BERTは2018年にGoogleにより発表され大規模言語モデルへの注目を一挙に集めました。GoogleはBERTを自然言語の様々なタスクへと応用しました。例えば、検索の文章を理解するのにBERTは役立ちます。

GPTからは最近話題のChatGPTも生まれました。これはプロンプトから文章生成するGPTをより会話向けにチューニングしたモノです。

文章から画像を生成するStable DiffusionOpenCLIPというモデルを使っていますが、これもGPTをベースにしています。

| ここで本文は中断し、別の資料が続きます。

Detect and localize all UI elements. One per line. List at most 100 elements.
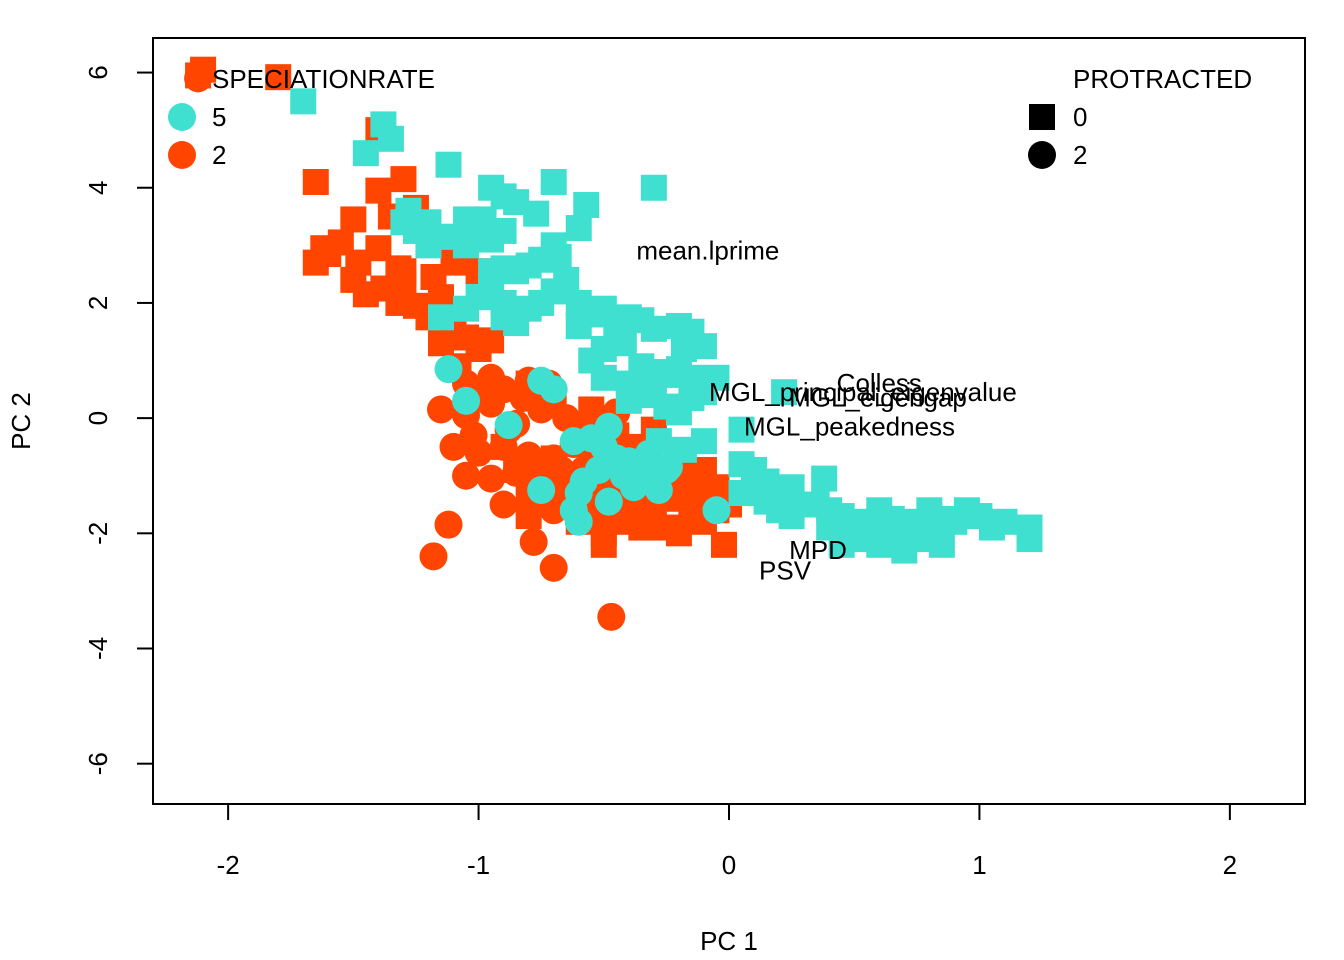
data-point-square <box>352 140 379 167</box>
annotation-label: MGL_eigengap <box>789 383 967 413</box>
data-point-circle <box>419 542 448 571</box>
data-point-circle <box>427 395 455 424</box>
data-point-square <box>453 295 480 322</box>
y-tick-label: 2 <box>83 296 113 310</box>
data-point-circle <box>509 383 538 412</box>
x-axis-label: PC 1 <box>700 926 758 956</box>
x-tick-label: 0 <box>722 850 736 880</box>
data-point-circle <box>552 404 581 433</box>
data-point-circle <box>564 507 593 536</box>
data-point-circle <box>634 439 663 468</box>
shape-legend-swatch <box>1028 141 1056 169</box>
data-point-square <box>390 166 417 193</box>
data-point-circle <box>494 411 523 440</box>
data-point-square <box>290 88 317 115</box>
color-legend: SPECIATIONRATE 5 2 <box>168 64 435 170</box>
data-point-square <box>428 330 454 357</box>
annotation-label: MGL_peakedness <box>744 411 955 441</box>
data-point-circle <box>547 455 576 484</box>
data-point-square <box>523 200 550 227</box>
shape-legend-label: 0 <box>1073 102 1087 132</box>
x-axis: -2 -1 0 1 2 <box>217 803 1237 880</box>
data-point-circle <box>477 464 506 493</box>
data-point-square <box>453 232 480 259</box>
data-point-circle <box>597 602 626 631</box>
data-point-square <box>690 428 717 455</box>
color-legend-swatch <box>168 103 196 131</box>
y-axis: -6 -4 -2 0 2 4 6 <box>83 65 154 775</box>
y-tick-label: 6 <box>83 65 113 79</box>
data-point-square <box>811 465 838 492</box>
data-point-square <box>590 364 617 391</box>
data-point-circle <box>452 461 481 490</box>
y-tick-label: 0 <box>83 411 113 425</box>
color-legend-title: SPECIATIONRATE <box>212 64 435 94</box>
data-point-square <box>903 526 930 553</box>
data-point-circle <box>644 476 673 505</box>
data-point-circle <box>502 458 531 487</box>
annotation-label: PSV <box>759 555 812 585</box>
x-tick-label: -1 <box>467 850 490 880</box>
data-point-square <box>640 174 667 201</box>
data-point-square <box>395 197 422 224</box>
color-legend-label: 2 <box>212 140 226 170</box>
y-tick-label: -4 <box>83 637 113 660</box>
data-point-square <box>385 289 412 316</box>
data-point-square <box>478 258 505 285</box>
data-point-square <box>828 531 855 558</box>
color-legend-swatch <box>168 141 196 169</box>
shape-legend: PROTRACTED 0 2 <box>1028 64 1252 170</box>
x-tick-label: 1 <box>972 850 986 880</box>
data-point-square <box>640 315 667 342</box>
data-point-square <box>565 312 592 339</box>
data-point-square <box>728 416 755 443</box>
data-point-square <box>420 264 447 291</box>
data-point-square <box>310 235 337 262</box>
data-point-square <box>503 310 530 337</box>
data-point-square <box>610 330 637 357</box>
y-axis-label: PC 2 <box>6 392 36 450</box>
annotation-layer: mean.lprime MGL_principal_eigenvalueColle… <box>636 236 1017 586</box>
shape-legend-label: 2 <box>1073 140 1087 170</box>
data-point-square <box>435 151 462 178</box>
data-point-circle <box>434 355 463 384</box>
data-point-square <box>628 514 655 541</box>
data-point-circle <box>619 473 648 502</box>
data-point-square <box>778 503 805 530</box>
data-point-circle <box>184 64 213 93</box>
annotation-label: MGL_principal_eigenvalue <box>709 377 1017 407</box>
data-point-circle <box>459 421 488 450</box>
data-point-square <box>415 232 442 259</box>
data-point-square <box>690 379 717 406</box>
data-point-square <box>265 64 292 91</box>
data-point-square <box>377 125 404 152</box>
y-tick-label: -2 <box>83 522 113 545</box>
data-point-circle <box>702 496 731 525</box>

また、GPTもBERTもベースになるモデルはトランスフォーマーです。

また、ハードウェア性能の向上による大規模データを利用した学習が可能になったこともファウンデーション・モデルが可能となった要因だと言えます。

なぜファウンデーション(基盤)なのか

GPTやBERTがファウンデーション(基盤)モデルと呼ばれるのは、上記の例からもわかるように、これらのモデルを使った様々なアプリケーションの基盤となるからです。

転移学習やファインチューニングという言葉が使われた頃から、これからはゼロからモデルを訓練することはどんどん少なくなるだろうと言われてきました。ファウンデーション・モデルという言葉はそれをもっと明確に示唆しています。

最近のAIを利用したアプリなどは、ファウンデーション・モデルやその派生モデルをサービスとして提供するOpenAIなどのAPIを使っています。それは、部品を選んで組み込むような工業化の様相になってきています。

高額な機械学習エンジニアを雇ってうまくいくかわからないデータ集めやモデルの訓練に時間をかけリスクを取るよりも、AIをサービスとして利用するのが当たり前になってきました。

まとめ

ファウンデーション(基盤)モデルには、以下の特徴があります。

  • 大量なデータを用いて自己教師あり学習(ラベルなし)で訓練されたモデル

  • 様々な下流タスクに適応させることができる(ファインチューニング)

  • モデルパラメータの数が多い、大規模モデル

  • サービスとして利用できる

タスクごとにモデルを訓練していた時代から、共通の基盤モデルを様々なタスクに適応させる手法へとパラダイムがシフトしており、AIを利用するための値段も以前よりぐっと安価になりました。